I got home, arms full of packages and bags, dropping them in the bedroom as I took my loaded pistols from their holsters. Then I shot him four times in the chest. Bang! That's how you do it where I come from. Okay, no. Not really. The loaded pistols are the fiery words in my chest that will shoot out as soon as he says the wrong thing. I'm just waiting for the go-ahead. For the record, the wrong thing could have been anything from, The dog peed on the carpet to I just made dinner for us. Who am I kidding? If he sneezed I would've lit the cannons. The She Hulk was angry.

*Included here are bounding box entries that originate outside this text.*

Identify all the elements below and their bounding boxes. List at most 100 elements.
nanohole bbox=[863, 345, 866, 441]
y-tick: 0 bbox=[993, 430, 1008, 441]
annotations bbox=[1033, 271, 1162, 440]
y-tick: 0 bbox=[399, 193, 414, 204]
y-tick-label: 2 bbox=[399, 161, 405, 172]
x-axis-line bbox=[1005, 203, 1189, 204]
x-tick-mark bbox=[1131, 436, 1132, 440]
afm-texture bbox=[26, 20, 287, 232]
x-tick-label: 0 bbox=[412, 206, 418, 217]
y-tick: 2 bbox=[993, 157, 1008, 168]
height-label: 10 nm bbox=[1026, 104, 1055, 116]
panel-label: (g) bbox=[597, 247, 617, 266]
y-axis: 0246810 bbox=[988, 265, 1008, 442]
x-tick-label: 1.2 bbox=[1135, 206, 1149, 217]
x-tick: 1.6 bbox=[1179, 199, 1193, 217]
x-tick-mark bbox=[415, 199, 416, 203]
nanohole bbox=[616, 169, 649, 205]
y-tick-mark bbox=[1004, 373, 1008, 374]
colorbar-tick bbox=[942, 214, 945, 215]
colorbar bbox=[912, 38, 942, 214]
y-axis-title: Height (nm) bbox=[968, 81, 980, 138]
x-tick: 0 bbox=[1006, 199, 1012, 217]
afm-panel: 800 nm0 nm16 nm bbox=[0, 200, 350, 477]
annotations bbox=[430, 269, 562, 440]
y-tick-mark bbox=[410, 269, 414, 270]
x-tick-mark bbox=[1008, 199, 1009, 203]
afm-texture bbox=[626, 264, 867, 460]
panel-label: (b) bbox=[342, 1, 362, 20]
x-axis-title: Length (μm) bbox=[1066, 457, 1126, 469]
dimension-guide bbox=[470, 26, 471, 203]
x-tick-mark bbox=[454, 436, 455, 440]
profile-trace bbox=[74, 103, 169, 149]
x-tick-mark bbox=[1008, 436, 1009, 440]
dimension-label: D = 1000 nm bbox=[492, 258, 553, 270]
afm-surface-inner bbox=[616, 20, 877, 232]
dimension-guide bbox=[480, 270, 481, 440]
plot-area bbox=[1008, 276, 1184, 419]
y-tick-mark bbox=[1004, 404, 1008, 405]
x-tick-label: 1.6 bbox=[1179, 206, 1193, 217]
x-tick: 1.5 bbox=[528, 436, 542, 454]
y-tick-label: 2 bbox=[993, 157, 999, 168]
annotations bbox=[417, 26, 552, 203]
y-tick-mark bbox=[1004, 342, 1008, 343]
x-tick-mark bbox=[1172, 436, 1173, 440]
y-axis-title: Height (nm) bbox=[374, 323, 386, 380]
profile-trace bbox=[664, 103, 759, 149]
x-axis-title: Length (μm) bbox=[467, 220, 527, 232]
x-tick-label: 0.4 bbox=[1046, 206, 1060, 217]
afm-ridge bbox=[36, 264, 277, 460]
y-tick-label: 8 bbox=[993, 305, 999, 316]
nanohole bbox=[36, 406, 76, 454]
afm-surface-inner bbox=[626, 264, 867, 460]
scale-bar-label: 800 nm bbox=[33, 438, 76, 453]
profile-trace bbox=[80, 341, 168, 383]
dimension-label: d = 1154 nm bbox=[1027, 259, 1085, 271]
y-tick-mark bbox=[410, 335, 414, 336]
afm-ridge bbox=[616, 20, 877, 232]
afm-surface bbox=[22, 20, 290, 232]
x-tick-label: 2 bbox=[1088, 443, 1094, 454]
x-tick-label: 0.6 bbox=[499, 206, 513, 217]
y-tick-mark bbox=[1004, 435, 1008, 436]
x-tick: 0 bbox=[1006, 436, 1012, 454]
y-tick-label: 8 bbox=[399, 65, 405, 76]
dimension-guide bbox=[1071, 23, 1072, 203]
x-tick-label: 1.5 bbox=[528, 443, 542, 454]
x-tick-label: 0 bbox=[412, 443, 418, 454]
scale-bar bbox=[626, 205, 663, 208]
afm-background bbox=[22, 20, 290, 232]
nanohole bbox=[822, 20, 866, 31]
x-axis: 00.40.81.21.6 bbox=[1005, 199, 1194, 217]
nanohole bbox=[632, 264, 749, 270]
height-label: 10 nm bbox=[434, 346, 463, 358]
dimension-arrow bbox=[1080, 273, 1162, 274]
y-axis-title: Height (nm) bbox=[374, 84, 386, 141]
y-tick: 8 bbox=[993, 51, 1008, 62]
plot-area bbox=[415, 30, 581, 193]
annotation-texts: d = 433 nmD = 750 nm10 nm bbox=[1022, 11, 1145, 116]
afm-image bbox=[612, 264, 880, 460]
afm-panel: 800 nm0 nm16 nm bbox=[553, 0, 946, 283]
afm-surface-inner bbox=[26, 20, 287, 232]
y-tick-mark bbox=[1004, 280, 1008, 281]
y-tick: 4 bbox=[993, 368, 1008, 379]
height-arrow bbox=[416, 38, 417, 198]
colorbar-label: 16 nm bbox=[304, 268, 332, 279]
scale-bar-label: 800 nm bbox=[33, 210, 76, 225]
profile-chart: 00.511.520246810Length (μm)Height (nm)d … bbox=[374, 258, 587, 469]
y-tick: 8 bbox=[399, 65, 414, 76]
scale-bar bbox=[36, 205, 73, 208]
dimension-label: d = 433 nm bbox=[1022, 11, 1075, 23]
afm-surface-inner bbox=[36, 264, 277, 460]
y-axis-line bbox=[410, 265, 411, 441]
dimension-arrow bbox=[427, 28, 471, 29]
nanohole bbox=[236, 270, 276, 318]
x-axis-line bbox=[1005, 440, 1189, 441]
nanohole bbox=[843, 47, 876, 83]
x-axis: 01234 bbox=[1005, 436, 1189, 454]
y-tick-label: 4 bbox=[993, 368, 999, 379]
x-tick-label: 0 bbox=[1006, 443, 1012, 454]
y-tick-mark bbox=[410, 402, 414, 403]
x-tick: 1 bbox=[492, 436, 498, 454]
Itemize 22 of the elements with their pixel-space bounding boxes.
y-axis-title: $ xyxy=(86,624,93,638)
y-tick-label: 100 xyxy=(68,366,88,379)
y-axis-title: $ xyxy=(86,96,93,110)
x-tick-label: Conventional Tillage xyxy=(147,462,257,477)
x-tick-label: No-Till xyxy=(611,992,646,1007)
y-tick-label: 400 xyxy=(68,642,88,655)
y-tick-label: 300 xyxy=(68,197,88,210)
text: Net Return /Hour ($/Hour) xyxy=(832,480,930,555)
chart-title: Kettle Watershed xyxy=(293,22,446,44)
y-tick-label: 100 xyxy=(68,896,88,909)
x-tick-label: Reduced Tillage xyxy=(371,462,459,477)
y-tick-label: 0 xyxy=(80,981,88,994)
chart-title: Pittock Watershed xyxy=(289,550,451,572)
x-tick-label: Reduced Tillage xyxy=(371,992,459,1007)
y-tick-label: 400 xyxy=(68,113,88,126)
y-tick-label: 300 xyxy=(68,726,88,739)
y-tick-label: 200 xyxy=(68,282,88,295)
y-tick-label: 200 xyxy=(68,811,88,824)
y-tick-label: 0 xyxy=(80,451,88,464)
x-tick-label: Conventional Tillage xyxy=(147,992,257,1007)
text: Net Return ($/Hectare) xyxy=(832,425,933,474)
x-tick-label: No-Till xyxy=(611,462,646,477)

Instead, he says something that I'm not bracing myself for. He looks a little upset, and tells me about part of his day. At one point during his running around, he saw a mouse caught in a mouse trap (one of the snappy ones, not the humane ones that let you free them back into the wild after you catch them), but it managed to kind of escape before the trap could kill him, but instead trapped and broke the little thing's leg. So Boyfriend, heart breaking, thought the best thing to do instead of let it slowly die while caught in the trap, would be to kill it quickly so it didn't have to suffer anymore. Sweet, yes? It just turns out that he probably didn't pick the best way to "off it" as it were. Clearly, Boyfriend lacks the cold-hearted killer instinct, and figures the nicest way to send it off is by drowning it. I'm sure you can imagine how the story ended. The mouse did not "go gently into that good night" as easily as Boyfriend thought it would. It fought and struggled for breath, ripping into Boyfriend's fragile heart as long as it continued to live. Eventually though, it succumbed to death. Boyfriend hasn't been the same since. I think he's haunted by the ghost of that little mouse.

What kind of vicious beast would the She Hulk be if she tore him apart after this? I mean, his text did encourage her, but in the end, he was just too matadorable to charge at. That's why she waited a full twenty-four hours before she threw down the gauntlet. It's the polite thing to do when one is in mourning. I've got control of the She Hulk.